Title:  Learning Representations for Sensor Based Human Activity Recognition for Challenging Application Scenarios

Committee: 

Dr. Ploetz, Advisor        

Dr. Essa, Co-Advisor

Dr. Inan, Chair

Dr. Starner

Dr. Lane

Abstract: The objective of the proposed research is to develop self-supervised techniques for learning representations of wearable sensor data to recognize human activities, and to demonstrate their effectiveness on a diverse set of downstream applications. Driven by the ubiquitous nature of sensors such as accelerometers and gyroscopes on commodity wearables including smartwatches and smartphones, human activity recognition is at the forefront of  diverse applications such as health monitoring and fitness tracking. The conventional approach towards developing these systems involved utilizing statistical descriptors of sensor data as the features, in conjunction with classifiers. The conventional approach involved utilizing statistical descriptors of sensor data as the features, in conjunction with classifiers. The advent of deep learning combined the feature extraction and classification, while delivering state-of-the-art performance on small-scale datasets, typically collected in laboratory conditions. However, the limited scale and diversity of the datasets constrains the application of complex architectures, due to their reliance on large quantities of labeled data. In order to tackle this `sparse labeled dataset' problem, this dissertation proposes to apply the pretrain-then-finetune paradigm to wearable sensing, where large-scale unlabeled data is first utilized to learn representations that are subsequently tuned to specific activities under study.

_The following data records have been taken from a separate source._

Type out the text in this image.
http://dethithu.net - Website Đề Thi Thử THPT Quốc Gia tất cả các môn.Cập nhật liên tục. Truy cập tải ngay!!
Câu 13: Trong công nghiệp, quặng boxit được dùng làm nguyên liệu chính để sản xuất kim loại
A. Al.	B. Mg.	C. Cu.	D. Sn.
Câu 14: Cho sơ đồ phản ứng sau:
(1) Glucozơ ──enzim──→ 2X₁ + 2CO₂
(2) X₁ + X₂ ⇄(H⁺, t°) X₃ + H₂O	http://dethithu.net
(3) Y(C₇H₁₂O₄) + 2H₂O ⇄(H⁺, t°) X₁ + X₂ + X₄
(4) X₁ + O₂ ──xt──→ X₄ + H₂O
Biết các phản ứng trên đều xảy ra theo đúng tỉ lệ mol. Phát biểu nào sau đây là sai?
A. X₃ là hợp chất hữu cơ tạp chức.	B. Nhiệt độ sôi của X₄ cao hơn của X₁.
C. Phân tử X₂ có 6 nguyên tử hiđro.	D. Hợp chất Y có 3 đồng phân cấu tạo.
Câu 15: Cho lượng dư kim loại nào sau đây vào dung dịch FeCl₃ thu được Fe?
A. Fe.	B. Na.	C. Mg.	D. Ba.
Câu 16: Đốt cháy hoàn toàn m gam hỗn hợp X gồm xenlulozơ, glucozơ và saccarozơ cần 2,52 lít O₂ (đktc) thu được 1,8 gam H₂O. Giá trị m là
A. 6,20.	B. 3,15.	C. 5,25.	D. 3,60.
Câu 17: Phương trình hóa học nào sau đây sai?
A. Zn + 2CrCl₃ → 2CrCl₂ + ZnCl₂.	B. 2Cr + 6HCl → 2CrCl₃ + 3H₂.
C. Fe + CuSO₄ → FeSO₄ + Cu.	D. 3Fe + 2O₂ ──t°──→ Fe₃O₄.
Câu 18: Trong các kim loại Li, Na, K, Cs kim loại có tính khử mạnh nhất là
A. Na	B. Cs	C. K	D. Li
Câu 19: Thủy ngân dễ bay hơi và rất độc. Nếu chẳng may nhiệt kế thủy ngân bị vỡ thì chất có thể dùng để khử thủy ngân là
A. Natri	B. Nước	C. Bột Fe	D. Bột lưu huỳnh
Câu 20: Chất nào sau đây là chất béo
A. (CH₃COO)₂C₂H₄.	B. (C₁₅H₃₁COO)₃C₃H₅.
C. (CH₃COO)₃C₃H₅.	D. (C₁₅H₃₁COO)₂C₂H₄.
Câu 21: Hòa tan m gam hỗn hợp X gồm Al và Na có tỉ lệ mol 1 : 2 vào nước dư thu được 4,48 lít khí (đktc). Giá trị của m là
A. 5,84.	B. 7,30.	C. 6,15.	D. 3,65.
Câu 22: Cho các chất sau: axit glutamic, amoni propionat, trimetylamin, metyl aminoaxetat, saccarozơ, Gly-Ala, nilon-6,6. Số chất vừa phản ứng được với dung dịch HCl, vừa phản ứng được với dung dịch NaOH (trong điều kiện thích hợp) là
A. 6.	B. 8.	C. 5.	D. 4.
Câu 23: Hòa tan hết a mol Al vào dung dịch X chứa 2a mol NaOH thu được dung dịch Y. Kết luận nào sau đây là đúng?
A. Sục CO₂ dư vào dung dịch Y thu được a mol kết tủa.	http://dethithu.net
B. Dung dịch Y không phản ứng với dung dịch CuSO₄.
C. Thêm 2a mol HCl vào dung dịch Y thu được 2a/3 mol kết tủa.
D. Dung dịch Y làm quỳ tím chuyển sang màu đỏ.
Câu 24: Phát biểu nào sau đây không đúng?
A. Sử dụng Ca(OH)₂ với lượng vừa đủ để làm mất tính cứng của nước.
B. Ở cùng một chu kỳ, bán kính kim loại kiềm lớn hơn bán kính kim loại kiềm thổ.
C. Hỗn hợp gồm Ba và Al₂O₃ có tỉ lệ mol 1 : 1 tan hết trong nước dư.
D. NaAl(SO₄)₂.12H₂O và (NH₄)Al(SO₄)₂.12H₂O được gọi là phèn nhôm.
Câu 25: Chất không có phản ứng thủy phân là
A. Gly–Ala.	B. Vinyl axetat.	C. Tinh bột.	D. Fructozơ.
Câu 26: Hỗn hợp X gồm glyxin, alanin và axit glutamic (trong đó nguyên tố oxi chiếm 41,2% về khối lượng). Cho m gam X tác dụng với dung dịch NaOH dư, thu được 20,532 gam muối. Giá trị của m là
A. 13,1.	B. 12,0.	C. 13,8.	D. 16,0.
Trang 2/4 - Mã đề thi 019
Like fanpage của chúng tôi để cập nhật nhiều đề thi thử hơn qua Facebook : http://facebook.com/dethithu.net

I first show how unsupervised learning using Autoencoders can be more effective than end-to-end training, when considering factors important for wearable sensing, thereby establishing the usefulness of leveraging unlabeled data. Aiming to improve the representation learning further, I introduce two self-supervised pretext tasks that are effective feature learners, along with an assessment of the state-of-the-field using a large-scale empirical study. Further, I propose that learning representations that contain the structure inherent to human movements, i.e., the ability to break down complex movements into constituent parts, is beneficial for recognizing activities as well as a deeper analysis of the underlying movements.  At its core, this dissertation demonstrates the promise of the pretrain-then-finetune paradigm, enunciating the resulting advantages and shortcomings over utilizing traditional features and supervised deep learning.